Внук с трудом удержался от смеха, когда старуха, упомянув последнюю особу, тем самым попала в точку, и как можно серьезнее возразил:
- Если уж так печально обстоит дело с бедняжками женщинами, значит, тем менее допустимо предоставлять их самим себе, а нужно брать их в жены и таким образом спасать то, что можно спасти!
Тут доведенная до исступления ненавистница своего пола воскликнула:
- Перестань, изверг! Что случилось, что тебе нужно?
- Я проиграл тысячу гульденов, и, чтобы покрыть долг, мне не хватает шестисот!

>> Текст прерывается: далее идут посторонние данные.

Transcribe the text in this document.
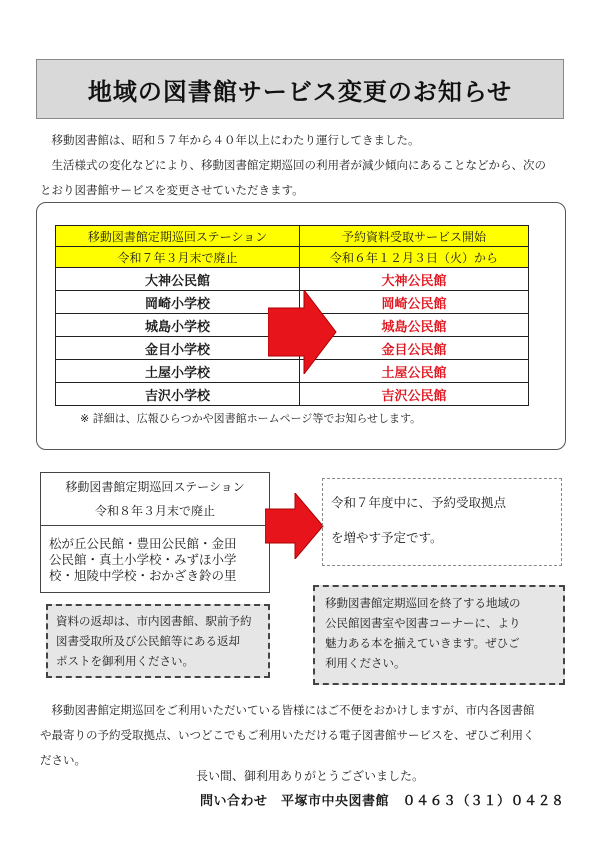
地域の図書館サービス変更のお知らせ
　移動図書館は、昭和５７年から４０年以上にわたり運行してきました。
　生活様式の変化などにより、移動図書館定期巡回の利用者が減少傾向にあることなどから、次の
とおり図書館サービスを変更させていただきます。
移動図書館定期巡回ステーション	予約資料受取サービス開始
令和７年３月末で廃止	令和６年１２月３日（火）から
大神公民館	大神公民館
岡崎小学校	岡崎公民館
城島小学校	城島公民館
金目小学校	金目公民館
土屋小学校	土屋公民館
吉沢小学校	吉沢公民館
※ 詳細は、広報ひらつかや図書館ホームページ等でお知らせします。
移動図書館定期巡回ステーション
令和８年３月末で廃止
松が丘公民館・豊田公民館・金田
公民館・真土小学校・みずほ小学
校・旭陵中学校・おかざき鈴の里
令和７年度中に、予約受取拠点
を増やす予定です。
資料の返却は、市内図書館、駅前予約
図書受取所及び公民館等にある返却
ポストを御利用ください。
移動図書館定期巡回を終了する地域の
公民館図書室や図書コーナーに、より
魅力ある本を揃えていきます。ぜひご
利用ください。
　移動図書館定期巡回をご利用いただいている皆様にはご不便をおかけしますが、市内各図書館
や最寄りの予約受取拠点、いつどこでもご利用いただける電子図書館サービスを、ぜひご利用く
ださい。
長い間、御利用ありがとうございました。
問い合わせ　平塚市中央図書館　０４６３（３１）０４２８
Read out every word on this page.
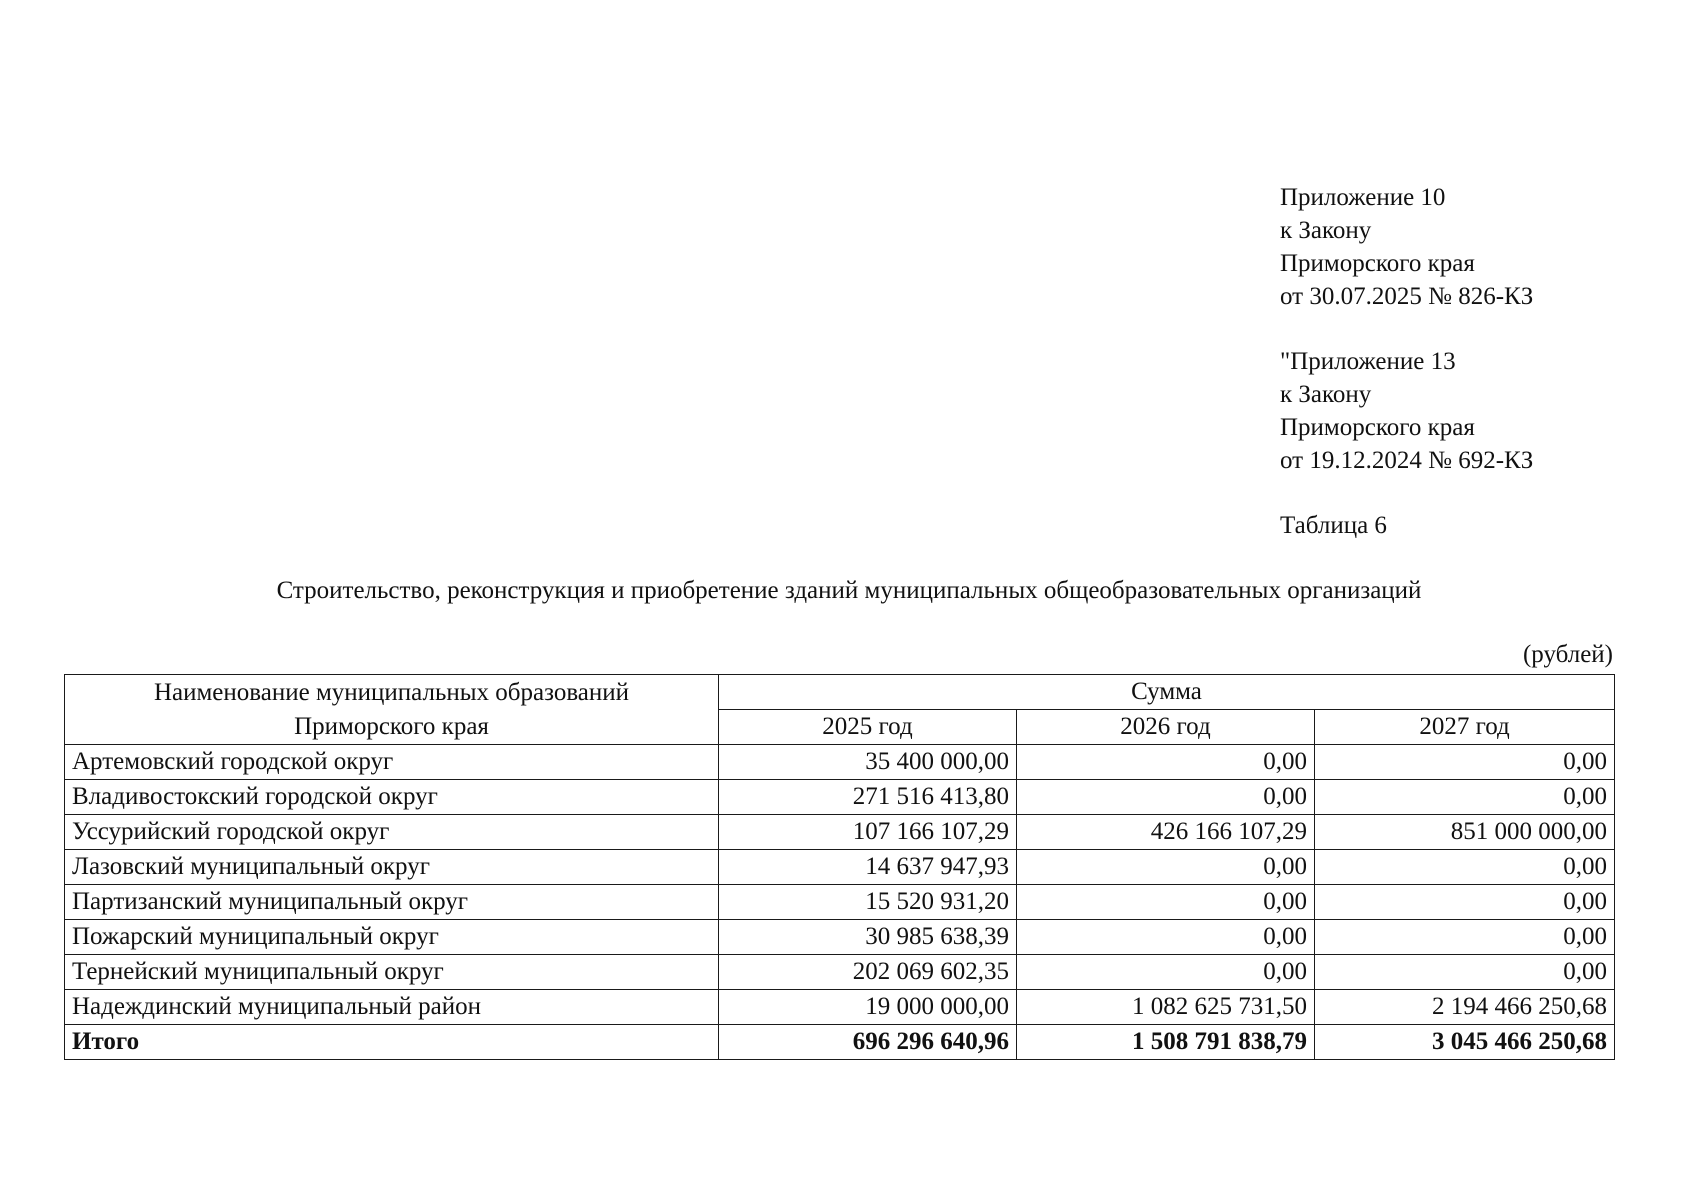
Приложение 10
к Закону
Приморского края
от 30.07.2025 № 826-КЗ
"Приложение 13
к Закону
Приморского края
от 19.12.2024 № 692-КЗ
Таблица 6
Строительство, реконструкция и приобретение зданий муниципальных общеобразовательных организаций
(рублей)
Наименование муниципальных образований
Приморского края	Сумма		
	2025 год	2026 год	2027 год
Артемовский городской округ	35 400 000,00	0,00	0,00
Владивостокский городской округ	271 516 413,80	0,00	0,00
Уссурийский городской округ	107 166 107,29	426 166 107,29	851 000 000,00
Лазовский муниципальный округ	14 637 947,93	0,00	0,00
Партизанский муниципальный округ	15 520 931,20	0,00	0,00
Пожарский муниципальный округ	30 985 638,39	0,00	0,00
Тернейский муниципальный округ	202 069 602,35	0,00	0,00
Надеждинский муниципальный район	19 000 000,00	1 082 625 731,50	2 194 466 250,68
Итого	696 296 640,96	1 508 791 838,79	3 045 466 250,68
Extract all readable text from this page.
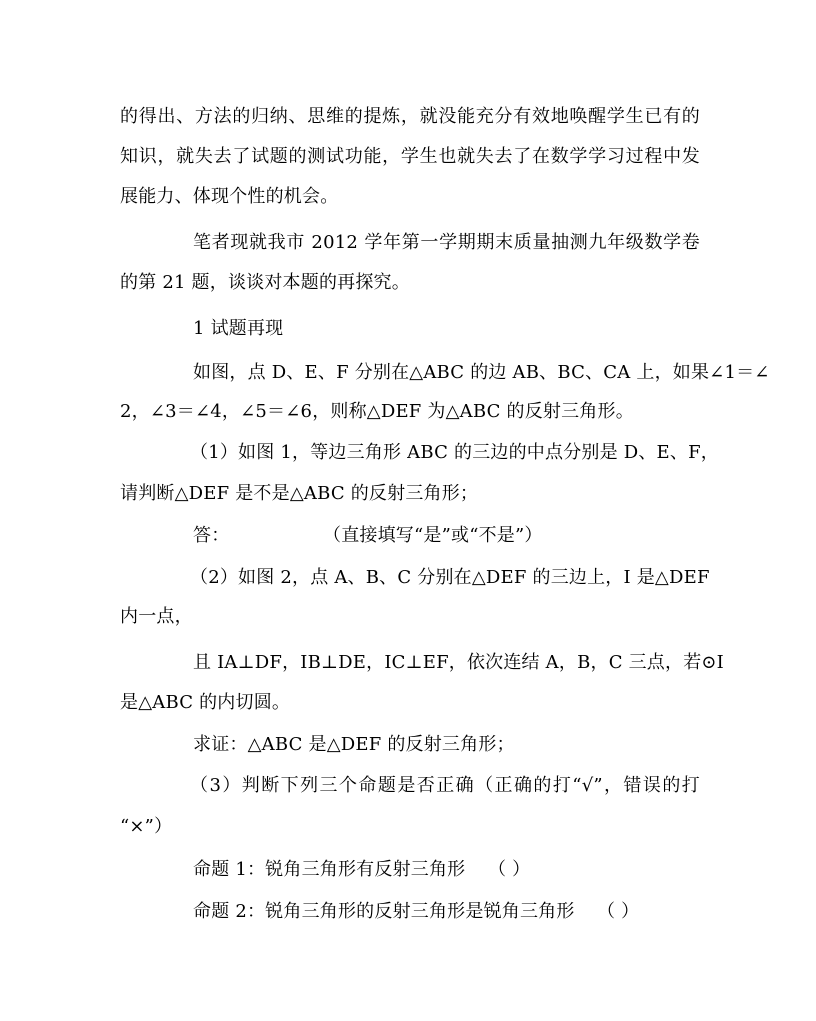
的得出、方法的归纳、思维的提炼，就没能充分有效地唤醒学生已有的
知识，就失去了试题的测试功能，学生也就失去了在数学学习过程中发
展能力、体现个性的机会。
笔者现就我市 2012 学年第一学期期末质量抽测九年级数学卷
的第 21 题，谈谈对本题的再探究。
1 试题再现
如图，点 D、E、F 分别在△ABC 的边 AB、BC、CA 上，如果∠1＝∠
2，∠3＝∠4，∠5＝∠6，则称△DEF 为△ABC 的反射三角形。
（1）如图 1，等边三角形 ABC 的三边的中点分别是 D、E、F，
请判断△DEF 是不是△ABC 的反射三角形；
答：	（直接填写“是”或“不是”）
（2）如图 2，点 A、B、C 分别在△DEF 的三边上，I 是△DEF
内一点，
且 IA⊥DF，IB⊥DE，IC⊥EF，依次连结 A，B，C 三点，若⊙I
是△ABC 的内切圆。
求证：△ABC 是△DEF 的反射三角形；
（3）判断下列三个命题是否正确（正确的打“√”，错误的打
“×”）
命题 1：锐角三角形有反射三角形	（ ）
命题 2：锐角三角形的反射三角形是锐角三角形	（ ）
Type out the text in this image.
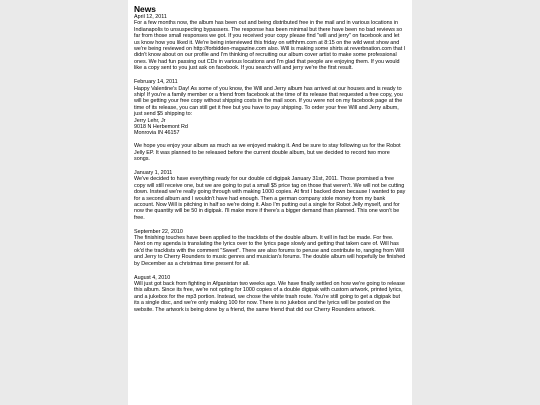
News
April 12, 2011
For a few months now, the album has been out and being distributed free in the mail and in various locations in Indianapolis to unsuspecting bypassers. The response has been minimal but there have been no bad reviews so far from those small responses we got. If you received your copy please find "will and jerry" on facebook and let us know how you liked it. We're being interviewed this friday on wtfhhrm.com at 8:15 on the wild west show and we're being reviewed on http://forbidden-magazine.com also. Will is making some shirts at reverbnation.com that I didn't know about on our profile and I'm thinking of recruiting our album cover artist to make some professional ones. We had fun passing out CDs in various locations and I'm glad that people are enjoying them. If you would like a copy sent to you just ask on facebook. If you search will and jerry we're the first result.
February 14, 2011
Happy Valentine's Day! As some of you know, the Will and Jerry album has arrived at our houses and is ready to ship! If you're a family member or a friend from facebook at the time of its release that requested a free copy, you will be getting your free copy without shipping costs in the mail soon. If you were not on my facebook page at the time of its release, you can still get it free but you have to pay shipping. To order your free Will and Jerry album, just send $5 shipping to:
Jerry Lehr, Jr
9018 N Herbemont Rd
Monrovia IN 46157
We hope you enjoy your album as much as we enjoyed making it. And be sure to stay following us for the Robot Jelly EP. It was planned to be released before the current double album, but we decided to record two more songs.
January 1, 2011
We've decided to have everything ready for our double cd digipak January 31st, 2011. Those promised a free copy will still receive one, but we are going to put a small $5 price tag on those that weren't. We will not be cutting down. Instead we're really going through with making 1000 copies. At first I backed down because I wanted to pay for a second album and I wouldn't have had enough. Then a german company stole money from my bank account. Now Will is pitching in half so we're doing it. Also I'm putting out a single for Robot Jelly myself, and for now the quantity will be 50 in digipak. I'll make more if there's a bigger demand than planned. This one won't be free.
September 22, 2010
The finishing touches have been applied to the tracklists of the double album. It will in fact be made. For free. Next on my agenda is translating the lyrics over to the lyrics page slowly and getting that taken care of. Will has ok'd the tracklists with the comment "Sweet". There are also forums to peruse and contribute to, ranging from Will and Jerry to Cherry Rounders to music genres and musician's forums. The double album will hopefully be finished by December as a christmas time present for all.
August 4, 2010
Will just got back from fighting in Afganistan two weeks ago. We have finally settled on how we're going to release this album. Since its free, we're not opting for 1000 copies of a double digipak with custom artwork, printed lyrics, and a jukebox for the mp3 portion. Instead, we chose the white trash route. You're still going to get a digipak but its a single disc, and we're only making 100 for now. There is no jukebox and the lyrics will be posted on the website. The artwork is being done by a friend, the same friend that did our Cherry Rounders artwork.
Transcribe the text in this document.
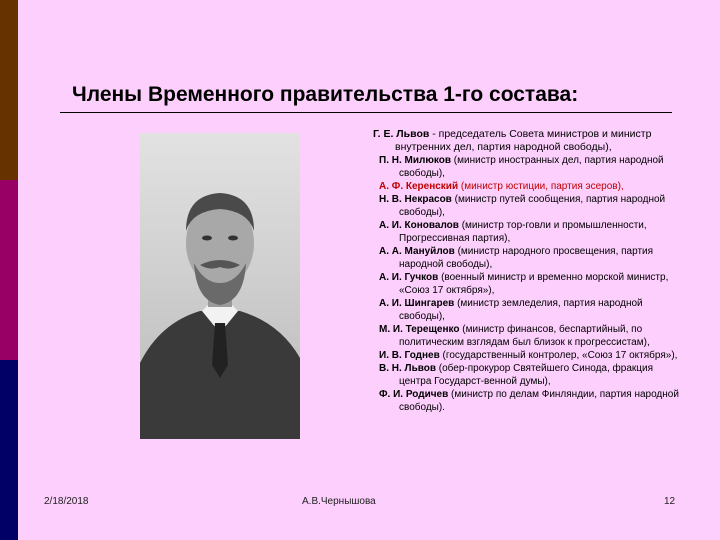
Члены Временного правительства 1-го состава:

Г. Е. Львов - председатель Совета министров и министр внутренних дел, партия народной свободы),

П. Н. Милюков (министр иностранных дел, партия народной свободы),

А. Ф. Керенский (министр юстиции, партия эсеров),

Н. В. Некрасов (министр путей сообщения, партия народной свободы),

А. И. Коновалов (министр тор-говли и промышленности, Прогрессивная партия),

А. А. Мануйлов (министр народного просвещения, партия народной свободы),

А. И. Гучков (военный министр и временно морской министр, «Союз 17 октября»),

А. И. Шингарев (министр земледелия, партия народной свободы),

М. И. Терещенко (министр финансов, беспартийный, по политическим взглядам был близок к прогрессистам),

И. В. Годнев (государственный контролер, «Союз 17 октября»),

В. Н. Львов (обер-прокурор Святейшего Синода, фракция центра Государст-венной думы),

Ф. И. Родичев (министр по делам Финляндии, партия народной свободы).

2/18/2018	А.В.Чернышова	12
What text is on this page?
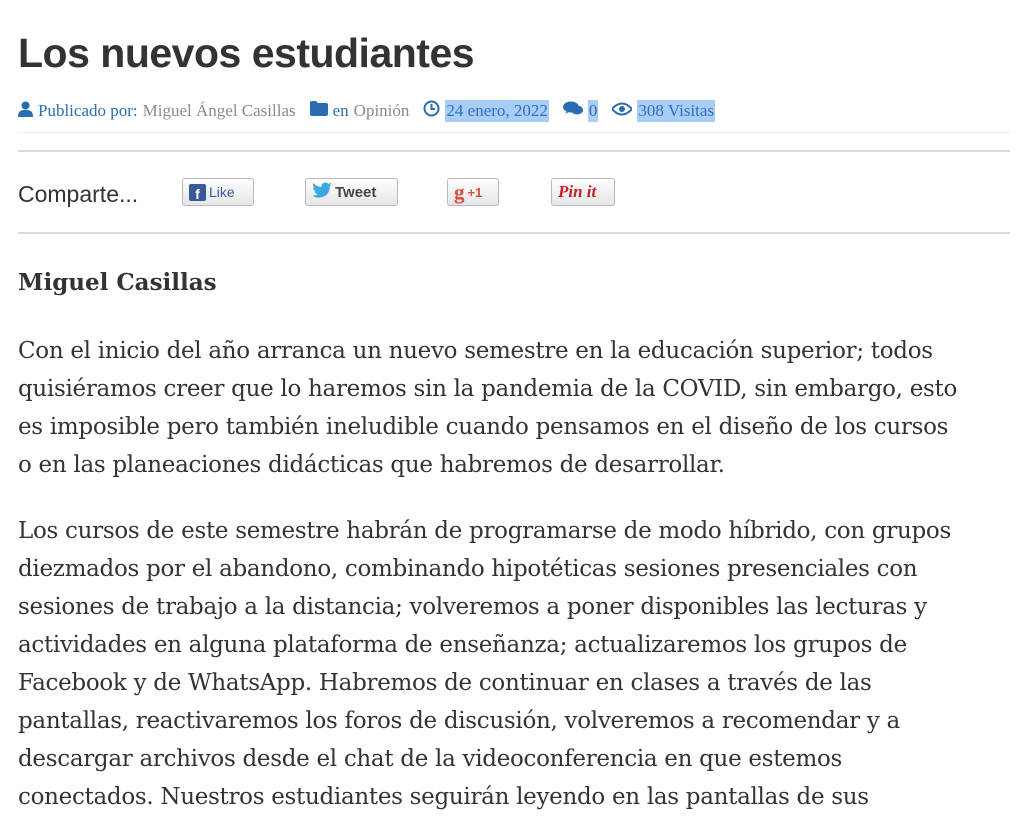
Los nuevos estudiantes
Publicado por: Miguel Ángel Casillas en Opinión 24 enero, 2022 0 308 Visitas
Comparte...	f Like	Tweet	g +1	Pin it

Miguel Casillas

Con el inicio del año arranca un nuevo semestre en la educación superior; todos
quisiéramos creer que lo haremos sin la pandemia de la COVID, sin embargo, esto
es imposible pero también ineludible cuando pensamos en el diseño de los cursos
o en las planeaciones didácticas que habremos de desarrollar.

Los cursos de este semestre habrán de programarse de modo híbrido, con grupos
diezmados por el abandono, combinando hipotéticas sesiones presenciales con
sesiones de trabajo a la distancia; volveremos a poner disponibles las lecturas y
actividades en alguna plataforma de enseñanza; actualizaremos los grupos de
Facebook y de WhatsApp. Habremos de continuar en clases a través de las
pantallas, reactivaremos los foros de discusión, volveremos a recomendar y a
descargar archivos desde el chat de la videoconferencia en que estemos
conectados. Nuestros estudiantes seguirán leyendo en las pantallas de sus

Старуха снова надела очки, сорвала с себя пышный чепец, почесала коротко остриженную седую голову и, прихрамывая, подошла к старинному мозаичному бюро. С тайным удовольствием увидел Ландольт, как из-под откинутой крышки показались все те диковины, что бережно хранились там и восхищали его еще в детстве: крохотный серебряный глобус; выточенный из слоновой кости конь, а на коне - рыцарь в настоящих, вызолоченного серебра, доспехах, которые можно было снимать с него; на щите сверкал алмаз, султан на шлеме был покрыт эмалью; и, наконец, тоже слоновой кости скелетик вышиной в шестнадцать дюймов, с серебряной косой в руках, по прозванию "смертеныш", сработанный так искусно, что каждая мельчайшая косточка была на своем месте.